Is there a difference in Churn between those with and without phone service?
( Tab.PS <- xtabs(~PhoneService+Churn, data=telco.analyse) )
## Churn
## PhoneService No Yes
## No 510 170
## Yes 4653 1699
prop.table(Tab.PS, 1)
## Churn
## PhoneService No Yes
## No 0.7500000 0.2500000
## Yes 0.7325252 0.2674748
prop.test(Tab.PS)
##
## 2-sample test for equality of proportions with continuity correction
##
## data: Tab.PS
## X-squared = 0.87373, df = 1, p-value = 0.3499
## alternative hypothesis: two.sided
## 95 percent confidence interval:
## -0.01765710 0.05260672
## sample estimates:
## prop 1 prop 2
## 0.7500000 0.7325252
It seems not. Those without phone service could be 0.017 less likely or 0.053 more likely to be retained; no difference is certainly among the plausible values.
Contracts?
(Tab.Contract <- table(telco.analyse$Contract, telco.analyse$Churn))
##
## No Yes
## Month-to-month 2220 1655
## One year 1306 166
## Two year 1637 48
prop.table(Tab.Contract, 1)
##
## No Yes
## Month-to-month 0.57290323 0.42709677
## One year 0.88722826 0.11277174
## Two year 0.97151335 0.02848665
prop.test(Tab.Contract)
##
## 3-sample test for equality of proportions without continuity
## correction
##
## data: Tab.Contract
## X-squared = 1179.5, df = 2, p-value < 2.2e-16
## alternative hypothesis: two.sided
## sample estimates:
## prop 1 prop 2 prop 3
## 0.5729032 0.8872283 0.9715134
With more than two proportions, the question is, are the probabilities of churn the same or not.

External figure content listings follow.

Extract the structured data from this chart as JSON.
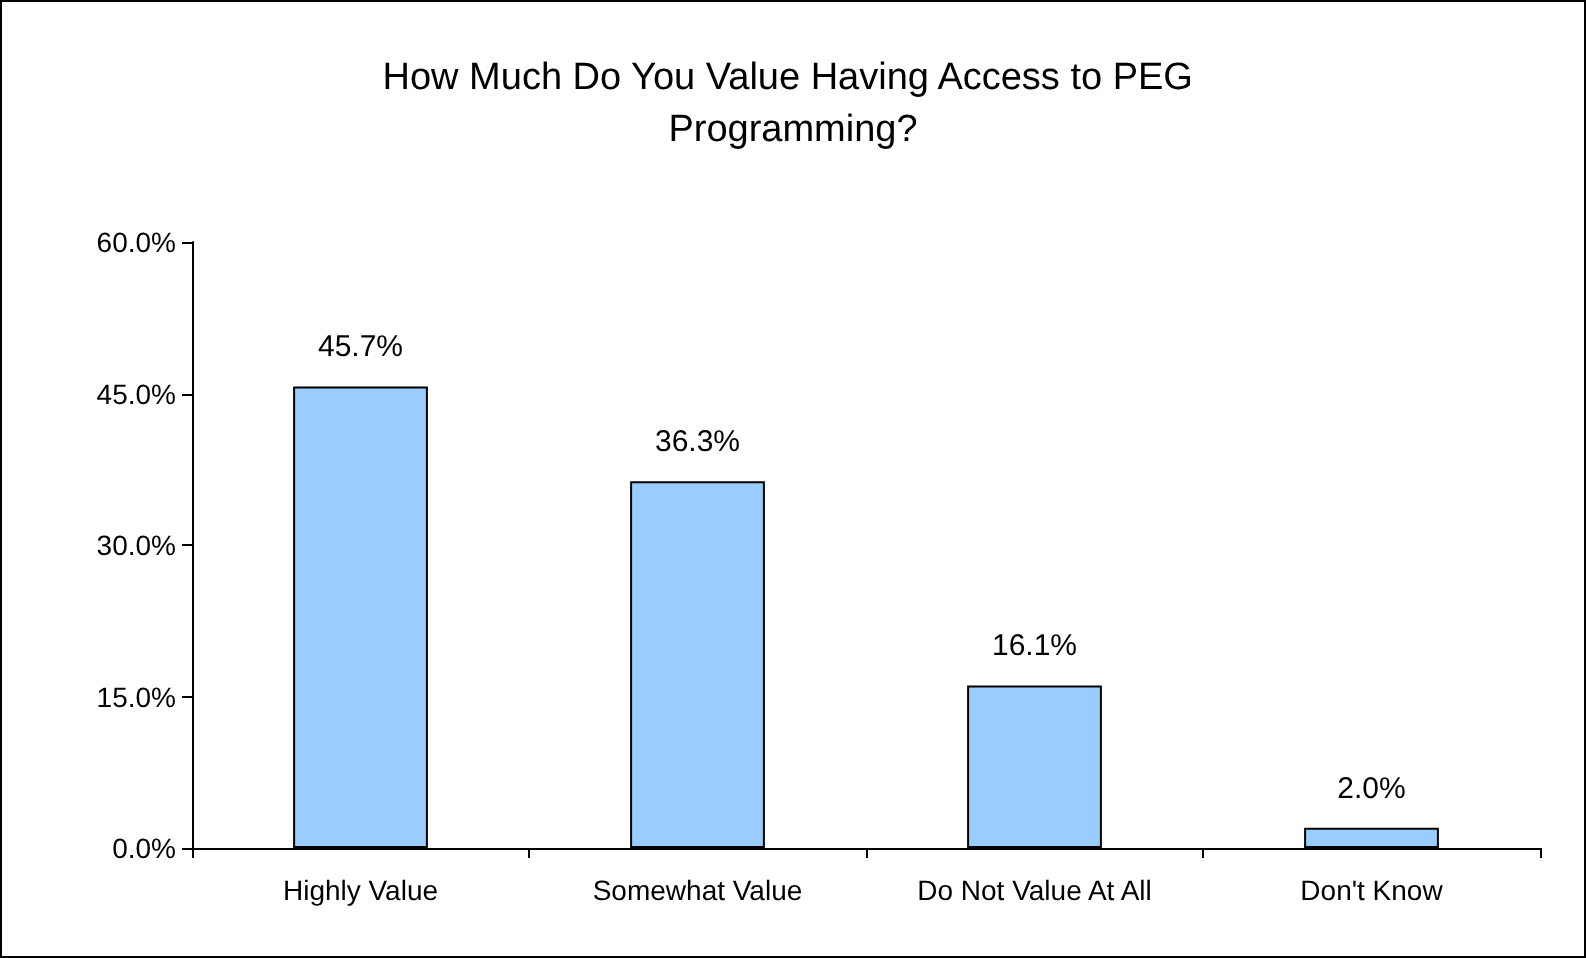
{
  "chart_data": {
    "type": "bar",
    "title": "How Much Do You Value Having Access to PEG Programming?",
    "categories": [
      "Highly Value",
      "Somewhat Value",
      "Do Not Value At All",
      "Don't Know"
    ],
    "values": [
      45.7,
      36.3,
      16.1,
      2.0
    ],
    "value_labels": [
      "45.7%",
      "36.3%",
      "16.1%",
      "2.0%"
    ],
    "color": "#99ccff",
    "ylim": [
      0,
      60
    ],
    "yticks": [
      {
        "value": 0,
        "label": "0.0%"
      },
      {
        "value": 15,
        "label": "15.0%"
      },
      {
        "value": 30,
        "label": "30.0%"
      },
      {
        "value": 45,
        "label": "45.0%"
      },
      {
        "value": 60,
        "label": "60.0%"
      }
    ],
    "grid": false
  }
}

Perhaps we should reexamine the row dimension to combine those under contracts of different lengths to one.
Contracts: Yes or No
First, use mutate to separate those under contract from those that are month-to-month. Second, I will examine the table and the proportions from the table calculated by rows.
TAC <- telco.analyse %>% mutate(No.Contract = (Contract=="Month-to-month"))
table(TAC$No.Contract, TAC$Churn)
##
## No Yes
## FALSE 2943 214
## TRUE 2220 1655
prop.table(table(TAC$No.Contract, TAC$Churn), 1)
##
## No Yes
## FALSE 0.93221413 0.06778587
## TRUE 0.57290323 0.42709677
Those under contract have a six percent churn rate while those not under contract churn just under forty-three percent of the time. It is likely that contracts are a very useful way to diminish the likelihood of churn. How much? We can use the test of proportions to examine this.
prop.test(table(TAC$No.Contract, TAC$Churn))
##
## 2-sample test for equality of proportions with continuity correction
##
## data: table(TAC$No.Contract, TAC$Churn)
## X-squared = 1149.1, df = 1, p-value < 2.2e-16
## alternative hypothesis: two.sided
## 95 percent confidence interval:
## 0.3411501 0.3774717
## sample estimates:
## prop 1 prop 2
## 0.9322141 0.5729032
In evaluating the claim of no difference, the probability of no difference is estimated to be basically zero [2.2e-16]. So what are the likely values? With 95% confidence, the probability of churning is between 0.34 and 0.377 more likely for those without a contract.